Now if the class will come to order, please.
Last Friday, if you remember, I happened to mention that I wanted to read you three letters written by men whose profession was not literature, but who had something sincere to say.
Once I declared that harmless intention, the world began to shake, great institutions trembled and football players descended upon me and my wife. I realized then that I was doing something important.
The men whose letters I picked were Abraham Lincoln, General Sherman, and Bartolomeo Vanzetti. Initially, I chose Vanzetti to show that even broken English can sometimes be very moving and eloquent.
Oppressor: “This isn’t just about broken English, it’s more than that.”
Hester, you’ve made it more than that.
Oppressor: “Well, Vanzetti was an anarchist. He was convicted…”
Thomas Quincy was an opium eater, and Edgar Allen Poe was a drunkard. And Carl Marks was a communist. I’m not advocating opium or alcohol or communism or anarchy. And if I were, you’d have a perfect right to remove me.
This was supposed to be a class in English composition, and I am saying that I have a right to read any great writings regardless of their authors’ personal habits or political opinions.
Oppressor: “And I still say it’s a dangerous thing to bring up?”
No, sir. It’s a dangerous thing to keep down on if you wanna make that political all right. I’m fighting for teachers’ rights and students’ rights and the rights of everybody in this land. You can’t suppress ideas, Mr. Keller, just because you don’t like them. Nobody can. Not in this country. Not yet.
This is not about Vanzetti. It’s, not a question of whether he was guilty or innocent. It’s about us. This is a university. We’re teachers, and it’s our business to be impartial. To bring what light we can into this muddled world to try to follow the truth.
And if I can’t read this letter today if it must be suppressed before you even heard what it is, tomorrow none of us will be able to read anything or teach anything except what Edward K. Keller and the trustees permit us to teach.
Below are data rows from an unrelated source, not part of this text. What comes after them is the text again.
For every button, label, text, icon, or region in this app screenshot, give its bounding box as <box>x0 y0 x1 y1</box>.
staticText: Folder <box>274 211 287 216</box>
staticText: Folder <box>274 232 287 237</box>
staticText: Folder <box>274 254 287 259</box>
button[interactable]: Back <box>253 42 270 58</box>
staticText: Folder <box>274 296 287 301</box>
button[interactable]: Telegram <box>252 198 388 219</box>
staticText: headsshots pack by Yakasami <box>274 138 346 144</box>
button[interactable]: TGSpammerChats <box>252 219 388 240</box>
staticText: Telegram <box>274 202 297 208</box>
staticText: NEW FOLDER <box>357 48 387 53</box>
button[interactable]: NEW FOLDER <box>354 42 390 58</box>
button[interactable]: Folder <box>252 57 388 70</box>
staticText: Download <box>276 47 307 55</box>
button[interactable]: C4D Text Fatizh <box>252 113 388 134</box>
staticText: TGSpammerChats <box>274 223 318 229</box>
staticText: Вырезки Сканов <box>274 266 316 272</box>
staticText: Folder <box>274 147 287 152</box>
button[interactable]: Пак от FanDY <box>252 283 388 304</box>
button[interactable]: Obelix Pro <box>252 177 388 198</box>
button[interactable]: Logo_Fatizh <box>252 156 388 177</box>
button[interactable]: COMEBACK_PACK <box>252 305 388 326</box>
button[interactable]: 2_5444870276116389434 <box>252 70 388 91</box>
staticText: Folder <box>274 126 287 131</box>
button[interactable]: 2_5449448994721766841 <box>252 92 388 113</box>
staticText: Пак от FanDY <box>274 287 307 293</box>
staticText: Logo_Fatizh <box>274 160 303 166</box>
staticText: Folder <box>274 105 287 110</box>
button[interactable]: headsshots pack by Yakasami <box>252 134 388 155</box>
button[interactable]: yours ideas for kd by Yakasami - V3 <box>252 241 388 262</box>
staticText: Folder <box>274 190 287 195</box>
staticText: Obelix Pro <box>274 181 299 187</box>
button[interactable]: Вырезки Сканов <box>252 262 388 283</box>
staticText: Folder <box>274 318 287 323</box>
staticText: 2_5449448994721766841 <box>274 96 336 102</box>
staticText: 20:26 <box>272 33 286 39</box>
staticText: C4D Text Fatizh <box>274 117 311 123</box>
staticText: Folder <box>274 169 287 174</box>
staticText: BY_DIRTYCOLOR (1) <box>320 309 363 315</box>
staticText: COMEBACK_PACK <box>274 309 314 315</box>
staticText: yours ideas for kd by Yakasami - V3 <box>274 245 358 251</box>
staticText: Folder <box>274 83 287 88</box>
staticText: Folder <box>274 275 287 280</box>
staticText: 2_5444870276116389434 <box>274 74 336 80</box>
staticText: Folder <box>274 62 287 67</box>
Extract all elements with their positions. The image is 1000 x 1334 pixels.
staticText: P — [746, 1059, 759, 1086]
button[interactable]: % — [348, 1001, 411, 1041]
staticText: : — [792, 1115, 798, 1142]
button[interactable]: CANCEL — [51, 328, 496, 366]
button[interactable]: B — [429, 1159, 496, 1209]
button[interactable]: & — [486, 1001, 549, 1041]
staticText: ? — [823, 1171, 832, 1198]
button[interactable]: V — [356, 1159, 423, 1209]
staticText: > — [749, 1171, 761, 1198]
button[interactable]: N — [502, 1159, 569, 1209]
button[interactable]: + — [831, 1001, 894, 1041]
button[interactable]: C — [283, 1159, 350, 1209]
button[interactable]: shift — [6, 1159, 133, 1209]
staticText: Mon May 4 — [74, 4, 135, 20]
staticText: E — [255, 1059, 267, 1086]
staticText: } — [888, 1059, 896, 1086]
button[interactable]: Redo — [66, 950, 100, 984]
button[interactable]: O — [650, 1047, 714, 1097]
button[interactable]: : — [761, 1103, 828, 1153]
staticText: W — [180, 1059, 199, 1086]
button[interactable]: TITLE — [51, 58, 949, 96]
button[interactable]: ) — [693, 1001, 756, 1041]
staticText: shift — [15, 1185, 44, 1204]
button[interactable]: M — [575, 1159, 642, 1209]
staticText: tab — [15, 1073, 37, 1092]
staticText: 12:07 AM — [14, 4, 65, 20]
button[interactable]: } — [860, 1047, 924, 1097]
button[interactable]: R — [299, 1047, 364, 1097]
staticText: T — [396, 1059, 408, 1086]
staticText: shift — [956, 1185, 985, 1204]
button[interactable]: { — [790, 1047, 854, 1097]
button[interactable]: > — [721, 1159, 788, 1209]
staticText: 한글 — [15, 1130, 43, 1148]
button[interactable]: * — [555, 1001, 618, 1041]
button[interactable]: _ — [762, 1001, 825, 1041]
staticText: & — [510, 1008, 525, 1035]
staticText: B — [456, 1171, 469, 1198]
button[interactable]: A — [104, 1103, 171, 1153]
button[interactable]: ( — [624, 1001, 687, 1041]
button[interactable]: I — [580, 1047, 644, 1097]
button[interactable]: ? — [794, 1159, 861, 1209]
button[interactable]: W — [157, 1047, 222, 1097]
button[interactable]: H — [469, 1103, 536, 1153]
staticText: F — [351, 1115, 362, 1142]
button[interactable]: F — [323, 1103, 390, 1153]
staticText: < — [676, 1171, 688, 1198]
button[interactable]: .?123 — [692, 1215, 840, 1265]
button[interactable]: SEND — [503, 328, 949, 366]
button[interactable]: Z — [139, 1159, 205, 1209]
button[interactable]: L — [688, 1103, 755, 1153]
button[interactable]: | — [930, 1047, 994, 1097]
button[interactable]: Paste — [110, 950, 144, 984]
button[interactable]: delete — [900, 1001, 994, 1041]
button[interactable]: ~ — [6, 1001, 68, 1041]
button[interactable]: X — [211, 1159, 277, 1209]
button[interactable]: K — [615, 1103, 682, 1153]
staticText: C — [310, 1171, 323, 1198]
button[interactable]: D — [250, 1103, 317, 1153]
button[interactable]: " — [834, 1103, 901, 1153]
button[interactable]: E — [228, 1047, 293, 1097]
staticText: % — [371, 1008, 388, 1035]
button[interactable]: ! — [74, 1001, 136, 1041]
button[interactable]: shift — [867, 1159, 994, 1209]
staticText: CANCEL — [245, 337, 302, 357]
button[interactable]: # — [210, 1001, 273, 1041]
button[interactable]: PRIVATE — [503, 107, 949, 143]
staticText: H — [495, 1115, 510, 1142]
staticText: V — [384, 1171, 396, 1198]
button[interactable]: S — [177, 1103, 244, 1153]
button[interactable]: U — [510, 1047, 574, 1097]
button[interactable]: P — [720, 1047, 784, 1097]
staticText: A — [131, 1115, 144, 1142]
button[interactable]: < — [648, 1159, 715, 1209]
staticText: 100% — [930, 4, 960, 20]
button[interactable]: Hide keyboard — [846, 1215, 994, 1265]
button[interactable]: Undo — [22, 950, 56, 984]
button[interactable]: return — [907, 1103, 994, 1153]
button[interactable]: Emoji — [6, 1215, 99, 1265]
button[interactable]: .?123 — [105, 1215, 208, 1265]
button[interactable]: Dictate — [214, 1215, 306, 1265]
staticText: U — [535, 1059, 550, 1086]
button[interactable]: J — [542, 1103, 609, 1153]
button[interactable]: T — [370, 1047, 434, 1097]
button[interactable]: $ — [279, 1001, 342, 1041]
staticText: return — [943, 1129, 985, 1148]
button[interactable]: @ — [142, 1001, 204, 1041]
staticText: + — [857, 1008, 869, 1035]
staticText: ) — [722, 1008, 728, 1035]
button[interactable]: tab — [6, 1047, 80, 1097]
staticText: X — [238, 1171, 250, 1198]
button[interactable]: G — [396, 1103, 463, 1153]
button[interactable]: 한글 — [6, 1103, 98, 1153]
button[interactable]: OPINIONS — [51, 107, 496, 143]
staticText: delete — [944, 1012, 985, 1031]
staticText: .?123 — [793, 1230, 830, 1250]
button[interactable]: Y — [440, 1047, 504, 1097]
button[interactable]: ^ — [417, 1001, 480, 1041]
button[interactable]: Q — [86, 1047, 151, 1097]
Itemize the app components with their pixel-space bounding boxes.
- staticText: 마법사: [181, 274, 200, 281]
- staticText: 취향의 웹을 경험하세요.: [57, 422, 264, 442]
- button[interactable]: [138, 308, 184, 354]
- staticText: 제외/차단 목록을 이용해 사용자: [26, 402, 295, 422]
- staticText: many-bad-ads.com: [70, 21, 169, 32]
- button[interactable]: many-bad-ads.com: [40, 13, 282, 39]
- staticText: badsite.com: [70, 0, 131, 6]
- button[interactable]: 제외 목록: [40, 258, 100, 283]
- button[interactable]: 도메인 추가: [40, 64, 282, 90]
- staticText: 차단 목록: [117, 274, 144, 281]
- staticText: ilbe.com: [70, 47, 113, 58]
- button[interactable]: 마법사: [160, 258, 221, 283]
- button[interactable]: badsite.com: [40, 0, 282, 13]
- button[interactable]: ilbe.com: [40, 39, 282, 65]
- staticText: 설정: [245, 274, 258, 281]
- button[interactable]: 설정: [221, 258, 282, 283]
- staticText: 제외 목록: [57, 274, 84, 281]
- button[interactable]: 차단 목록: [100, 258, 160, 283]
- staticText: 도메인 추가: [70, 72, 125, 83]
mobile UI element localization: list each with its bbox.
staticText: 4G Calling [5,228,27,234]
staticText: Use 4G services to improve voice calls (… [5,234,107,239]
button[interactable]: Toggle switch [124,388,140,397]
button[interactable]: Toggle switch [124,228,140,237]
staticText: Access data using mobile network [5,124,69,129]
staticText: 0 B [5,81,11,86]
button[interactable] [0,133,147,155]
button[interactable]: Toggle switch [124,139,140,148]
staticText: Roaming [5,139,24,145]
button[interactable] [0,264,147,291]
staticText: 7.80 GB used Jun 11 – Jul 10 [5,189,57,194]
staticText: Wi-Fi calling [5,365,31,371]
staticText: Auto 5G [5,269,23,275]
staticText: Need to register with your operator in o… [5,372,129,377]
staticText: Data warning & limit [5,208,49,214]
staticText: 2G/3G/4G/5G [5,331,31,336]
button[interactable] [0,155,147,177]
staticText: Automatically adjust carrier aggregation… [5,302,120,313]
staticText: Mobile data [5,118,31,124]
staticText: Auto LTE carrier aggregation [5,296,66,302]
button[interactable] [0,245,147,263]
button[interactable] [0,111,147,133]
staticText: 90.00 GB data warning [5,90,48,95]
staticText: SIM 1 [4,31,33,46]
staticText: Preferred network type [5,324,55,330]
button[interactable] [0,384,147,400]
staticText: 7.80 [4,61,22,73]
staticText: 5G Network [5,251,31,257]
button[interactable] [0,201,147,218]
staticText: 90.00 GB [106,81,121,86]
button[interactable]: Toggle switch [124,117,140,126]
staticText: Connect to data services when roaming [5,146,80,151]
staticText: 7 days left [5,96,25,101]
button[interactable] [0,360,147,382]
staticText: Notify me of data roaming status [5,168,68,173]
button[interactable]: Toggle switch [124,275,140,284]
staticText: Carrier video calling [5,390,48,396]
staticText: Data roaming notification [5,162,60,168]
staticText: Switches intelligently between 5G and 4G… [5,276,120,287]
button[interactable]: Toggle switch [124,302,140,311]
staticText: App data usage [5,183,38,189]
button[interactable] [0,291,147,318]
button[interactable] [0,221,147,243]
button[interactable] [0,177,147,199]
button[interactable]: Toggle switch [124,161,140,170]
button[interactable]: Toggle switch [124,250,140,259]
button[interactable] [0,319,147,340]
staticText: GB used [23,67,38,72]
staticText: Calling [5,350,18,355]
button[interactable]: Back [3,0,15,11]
And you know where that leads and where it has led in other places.
We hold the fortress of free thought and free speech in this place this afternoon, and if we surrender to prejudice and dictation, we’re cowards. I have no idea what started all this. I don’t know quite how I got into this fight. I’m not a politician. I have nothing personally to gain by reading this letter. And there’s little more that I can lose. I only know I have to read it.